How sweetly ironic it is. In 1984, anxious minds at Disney decided to dispense with the services of 26 year-old animator Timothy Walter Burton on the grounds that his live-action short, Frankenweenie, was too scary for children and thus a waste of studio resources. His sensibilities, not to mention his drawings and storyboards, were too dark, too macabre for a home in the Magic Kingdom. Now, 28 years later, so keen are Disney to be in partnership with their one-time weirdo apprentice that the familiar Sleeping Beauty’s castle logo intro to Disney productions gets a dark and stormy re-tool to herald his feature-length, stop-motion-animated, black-and-white, 3D film Frankenweenie, Burton’s first full-length directorial outing for Walt’s mouse factory.
For those familiar with the original half-hour short (which starred The NeverEnding Story’s Barret Oliver as Vincent, Shelley Duvall and Daniel Stern as his parents, with a very young Sofia Coppola), available as an extra on some editions of The Nightmare Before Christmas, the plot is basically identical and a joyous lift from Mary Shelley’s Frankenstein, but expanded with another good hour’s worth of incident, drama and delightful detail. Burton went back to his original drawings but worked to a new, witty but emotionally resonant screenplay by John August (whose work with Burton includes Big Fish and Corpse Bride). It is, indeed, potentially upsetting for small children, what with the horribly dead pet, the schoolroom frog dissection, creepy characters, scary monsters and an enraged, torch-wielding mob chasing the corpsified creature to kill him and all.
Unfortunately, the fact that it might be distressing is particularly so because the host of classic horror films referenced, paid homage to and lovingly pastiched in the monster mash-up that is Frankenweenie are no longer a staple of Saturday afternoon television. Some immortal dialogue (“It’s A-LIVE!”) and the joys of characters who are modelled on Universal and Hammer icons (like Igor, every mad scientist’s favourite hunch-backed laboratory assistant) or the oeuvres of Peter Lorre, Christopher Lee (here seen in live-action Dracula clips on the Frankensteins’ telly) and the priceless Vincent Price sadly will go right over a lot of oblivious heads these days. The terrified guy unwisely seeking refuge from a stomping, chomping thingie in a temporary loo à la Jurassic Park may ring a bell.

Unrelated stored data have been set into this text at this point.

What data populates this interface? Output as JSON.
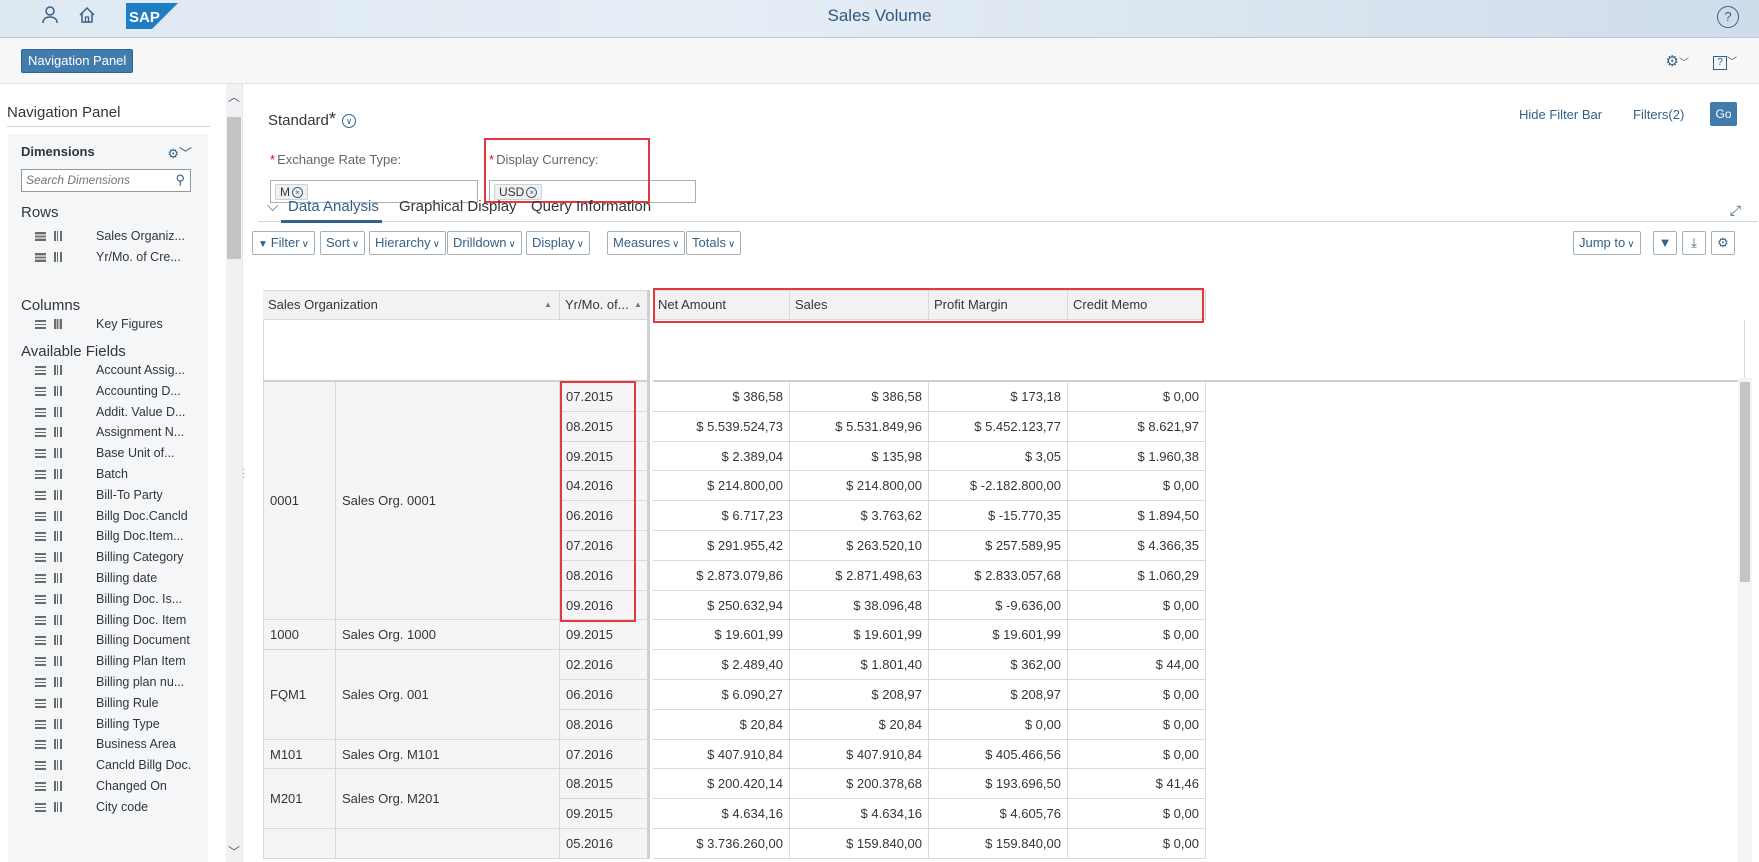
{
  "shell": {
    "title": "Sales Volume",
    "logo_text": "SAP",
    "icons": [
      "user-icon",
      "home-icon",
      "help-icon"
    ]
  },
  "subheader": {
    "nav_button": "Navigation Panel"
  },
  "nav_panel": {
    "title": "Navigation Panel",
    "dimensions_title": "Dimensions",
    "search_placeholder": "Search Dimensions",
    "rows_label": "Rows",
    "rows": [
      "Sales Organiz...",
      "Yr/Mo. of Cre..."
    ],
    "columns_label": "Columns",
    "columns": [
      "Key Figures"
    ],
    "available_label": "Available Fields",
    "available": [
      "Account Assig...",
      "Accounting D...",
      "Addit. Value D...",
      "Assignment N...",
      "Base Unit of...",
      "Batch",
      "Bill-To Party",
      "Billg Doc.Cancld",
      "Billg Doc.Item...",
      "Billing Category",
      "Billing date",
      "Billing Doc. Is...",
      "Billing Doc. Item",
      "Billing Document",
      "Billing Plan Item",
      "Billing plan nu...",
      "Billing Rule",
      "Billing Type",
      "Business Area",
      "Cancld Billg Doc.",
      "Changed On",
      "City code"
    ]
  },
  "filterbar": {
    "variant": "Standard",
    "variant_mark": "*",
    "hide_filter_bar": "Hide Filter Bar",
    "filters": "Filters(2)",
    "go": "Go",
    "required_mark": "*",
    "exchange_rate_label": "Exchange Rate Type:",
    "exchange_rate_token": "M",
    "display_currency_label": "Display Currency:",
    "display_currency_token": "USD"
  },
  "tabs": [
    "Data Analysis",
    "Graphical Display",
    "Query Information"
  ],
  "toolbar": {
    "buttons": [
      "Filter",
      "Sort",
      "Hierarchy",
      "Drilldown",
      "Display",
      "Measures",
      "Totals"
    ],
    "jump_to": "Jump to"
  },
  "table": {
    "row_headers": [
      "Sales Organization",
      "Yr/Mo. of..."
    ],
    "columns": [
      "Net Amount",
      "Sales",
      "Profit Margin",
      "Credit Memo"
    ],
    "groups": [
      {
        "code": "0001",
        "name": "Sales Org. 0001",
        "rows": [
          {
            "period": "07.2015",
            "values": [
              "$ 386,58",
              "$ 386,58",
              "$ 173,18",
              "$ 0,00"
            ]
          },
          {
            "period": "08.2015",
            "values": [
              "$ 5.539.524,73",
              "$ 5.531.849,96",
              "$ 5.452.123,77",
              "$ 8.621,97"
            ]
          },
          {
            "period": "09.2015",
            "values": [
              "$ 2.389,04",
              "$ 135,98",
              "$ 3,05",
              "$ 1.960,38"
            ]
          },
          {
            "period": "04.2016",
            "values": [
              "$ 214.800,00",
              "$ 214.800,00",
              "$ -2.182.800,00",
              "$ 0,00"
            ]
          },
          {
            "period": "06.2016",
            "values": [
              "$ 6.717,23",
              "$ 3.763,62",
              "$ -15.770,35",
              "$ 1.894,50"
            ]
          },
          {
            "period": "07.2016",
            "values": [
              "$ 291.955,42",
              "$ 263.520,10",
              "$ 257.589,95",
              "$ 4.366,35"
            ]
          },
          {
            "period": "08.2016",
            "values": [
              "$ 2.873.079,86",
              "$ 2.871.498,63",
              "$ 2.833.057,68",
              "$ 1.060,29"
            ]
          },
          {
            "period": "09.2016",
            "values": [
              "$ 250.632,94",
              "$ 38.096,48",
              "$ -9.636,00",
              "$ 0,00"
            ]
          }
        ]
      },
      {
        "code": "1000",
        "name": "Sales Org. 1000",
        "rows": [
          {
            "period": "09.2015",
            "values": [
              "$ 19.601,99",
              "$ 19.601,99",
              "$ 19.601,99",
              "$ 0,00"
            ]
          }
        ]
      },
      {
        "code": "FQM1",
        "name": "Sales Org. 001",
        "rows": [
          {
            "period": "02.2016",
            "values": [
              "$ 2.489,40",
              "$ 1.801,40",
              "$ 362,00",
              "$ 44,00"
            ]
          },
          {
            "period": "06.2016",
            "values": [
              "$ 6.090,27",
              "$ 208,97",
              "$ 208,97",
              "$ 0,00"
            ]
          },
          {
            "period": "08.2016",
            "values": [
              "$ 20,84",
              "$ 20,84",
              "$ 0,00",
              "$ 0,00"
            ]
          }
        ]
      },
      {
        "code": "M101",
        "name": "Sales Org. M101",
        "rows": [
          {
            "period": "07.2016",
            "values": [
              "$ 407.910,84",
              "$ 407.910,84",
              "$ 405.466,56",
              "$ 0,00"
            ]
          }
        ]
      },
      {
        "code": "M201",
        "name": "Sales Org. M201",
        "rows": [
          {
            "period": "08.2015",
            "values": [
              "$ 200.420,14",
              "$ 200.378,68",
              "$ 193.696,50",
              "$ 41,46"
            ]
          },
          {
            "period": "09.2015",
            "values": [
              "$ 4.634,16",
              "$ 4.634,16",
              "$ 4.605,76",
              "$ 0,00"
            ]
          }
        ]
      },
      {
        "code": "",
        "name": "",
        "rows": [
          {
            "period": "05.2016",
            "values": [
              "$ 3.736.260,00",
              "$ 159.840,00",
              "$ 159.840,00",
              "$ 0,00"
            ]
          }
        ]
      }
    ]
  }
}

But for horror buffs this is constant fun in a string of inspired chuckles. The Igor, by the way, is a slobbering Lorre-lookalike kid called Edgar ‘E.’ Gore (Edgar for Poe, geddit?) voiced by Atticus Shaffer, who plays Brick in sitcom The Middle and does a disturbingly good performance as a mini-maniac. The numerous nods to the Frankenstein franchise itself include the girl next door named Elsa van Helsing (Winona Ryder, one of several Burton alumnae in the voice cast, returning to the fold for her third film with him) for Elsa Lanchester, the original Bride Of Frankenstein, except it’s little Elsa’s poodle whose poof acquires the white lightning streak.
At its heart, though, you don’t have to have ever seen a horror film to see that this is firmly a boy and his dog tale, in which a lonely, misunderstood child’s loss of his only friend, faithful companion and cutely comical star of his home movies is sufficiently heart-rending to prompt everything that follows. The boy’s clumsy needlework, tacking together parts of his dog after it has been run over (and buried) and the desperate insertion of the Boris Karloff neck bolts/spark plugs are more strangely touching than mad.
The design of the town evokes an Edward Scissorhands-like sunny suburbia that is more sitcom cosy than fright flick, making it all rather endearingly real, if oddball. Burton, August and the entire team who turned Burton’s drawings into three-dimensional silicone and latex sculptures, dinky puppets constructed over intricate metal skeletons and coiffed with real hair, and beautifully dressed sets — great in 3D — seem to have kept in mind that all the kooky consequences and frightful fairy-tale misadventures stemming from Victor’s “science project” are just part of the one big idea: creation, art, giving life to something lifeless, making something out of nothing, is a passionately personal expression of love.